Réinstallation de Palestiniens en Islande

Un groupe de 29 réfugiés palestiniens vulnérables, bloqués depuis deux longues années dans un camp de fortune dans le désert à la frontière entre l'Iraq et la Syrie, vont partir lundi pour commencer une nouvelle vie en Islande. Le groupe comprend certaines des femmes réfugiées les plus vulnérables, dont plusieurs ont perdu leurs maris pendant le conflit en Iraq - et leurs enfants. Compte tenu de leur vulnérabilité, le HCR considère leur réinstallation comme la seule option, et nous apprécions la décision prise par l'Islande de les accepter.

L'Islande accueille 25 à 30 réfugiés à des fins de réinstallation chaque année et a, ces dernières années, accordé une attention particulière à la réinstallation de femmes et de mères seules avec enfants. Les années précédentes, le pays a réinstallé des Colombiens et des réfugiés originaires des Balkans, notamment des Kosovars. L'Islande a soutenu activement les efforts du HCR pour augmenter le nombre des nouveaux pays de réinstallation.
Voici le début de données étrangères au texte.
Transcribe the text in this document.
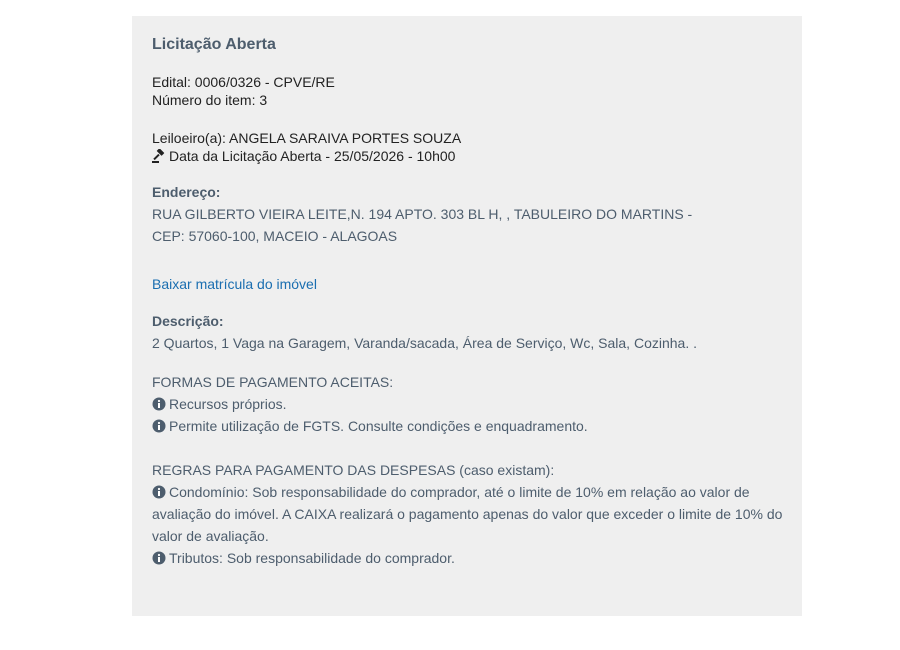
Licitação Aberta
Edital: 0006/0326 - CPVE/RE
Número do item: 3
Leiloeiro(a): ANGELA SARAIVA PORTES SOUZA
Data da Licitação Aberta - 25/05/2026 - 10h00
Endereço:
RUA GILBERTO VIEIRA LEITE,N. 194 APTO. 303 BL H, , TABULEIRO DO MARTINS -
CEP: 57060-100, MACEIO - ALAGOAS
Baixar matrícula do imóvel
Descrição:
2 Quartos, 1 Vaga na Garagem, Varanda/sacada, Área de Serviço, Wc, Sala, Cozinha. .
FORMAS DE PAGAMENTO ACEITAS:
Recursos próprios.
Permite utilização de FGTS. Consulte condições e enquadramento.
REGRAS PARA PAGAMENTO DAS DESPESAS (caso existam):
Condomínio: Sob responsabilidade do comprador, até o limite de 10% em relação ao valor de avaliação do imóvel. A CAIXA realizará o pagamento apenas do valor que exceder o limite de 10% do valor de avaliação.
Tributos: Sob responsabilidade do comprador.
Elle a également offert de « parrainer » les nouveaux pays de réinstallation, particulièrement sur la manière d'aider les réfugiés à intégrer leur nouveau foyer.

Environ 2 300 Palestiniens continuent à vivre dans des conditions désespérées dans les deux camps de réfugiés situés le long de la frontière entre l'Iraq et la Syrie - Al Waleed en Iraq et Al Tanf dans le no-man's land entre les frontières iraquienne et syrienne.

Sur les quelque 34 000 Palestiniens qui vivaient en Iraq en 2003, on estime que 10 à 15 000 se trouvent toujours sur place. Le camp d'Al Waleed héberge actuellement plus de 1 400 réfugiés, alors que le camp d'Al Tanf a quasiment doublé de taille depuis octobre 2007 et compte quelque 900 réfugiés.

Un autre groupe de 155 Palestiniens venus d'Al Tanf devrait être réinstallé prochainement en Suède.

Les étés dans ce camp installé dans le désert sont incroyablement chauds, alors que les températures hivernales peuvent descendre en dessous de zéro. En général, les conditions de vie sont extrêmement difficiles, avec un minimum de services à disposition. Les serpents et les scorpions sont nombreux. Du fait du manque de soins médicaux appropriés, la santé de beaucoup de réfugiés s'est gravement détériorée. Les travailleurs de santé palestiniens à Al Waleed - qui voient les patients au quotidien - ont identifié de nombreuses pathologies, allant du diabète, aux handicaps de naissance, en passant par des problèmes rénaux, des cancers et des traumatismes graves. Le centre médical adéquat le plus proche en Iraq est à plus de 400 kilomètres et les patients doivent y être transportés en taxi.

Le HCR a régulièrement appelé à un soutien international pour les Palestiniens, mais n'a obtenu que peu de résultats. Peu de Palestiniens des camps frontaliers ont été acceptés pour réinstallation ou se sont vus offrir un accueil par des pays tiers. Seuls quelque 300 Palestiniens ont pu bénéficier d'une réinstallation exceptionnelle dans des pays tels que le Brésil et le Chili. Certains cas médicaux urgents ont été pris en charge par un petit nombre de pays européens, mais cela représente une très petite proportion des 2 300 Palestiniens toujours bloqués dans le désert.

Le HCR continue de plaider en faveur de solutions alternatives à visage humain, dans l'espoir que tous les Palestiniens puissent quitter les terribles conditions de vie des camps. Leur relocalisation ne devrait, en aucun cas, porter atteinte à leur droit au retour, si et lorsque cela sera possible.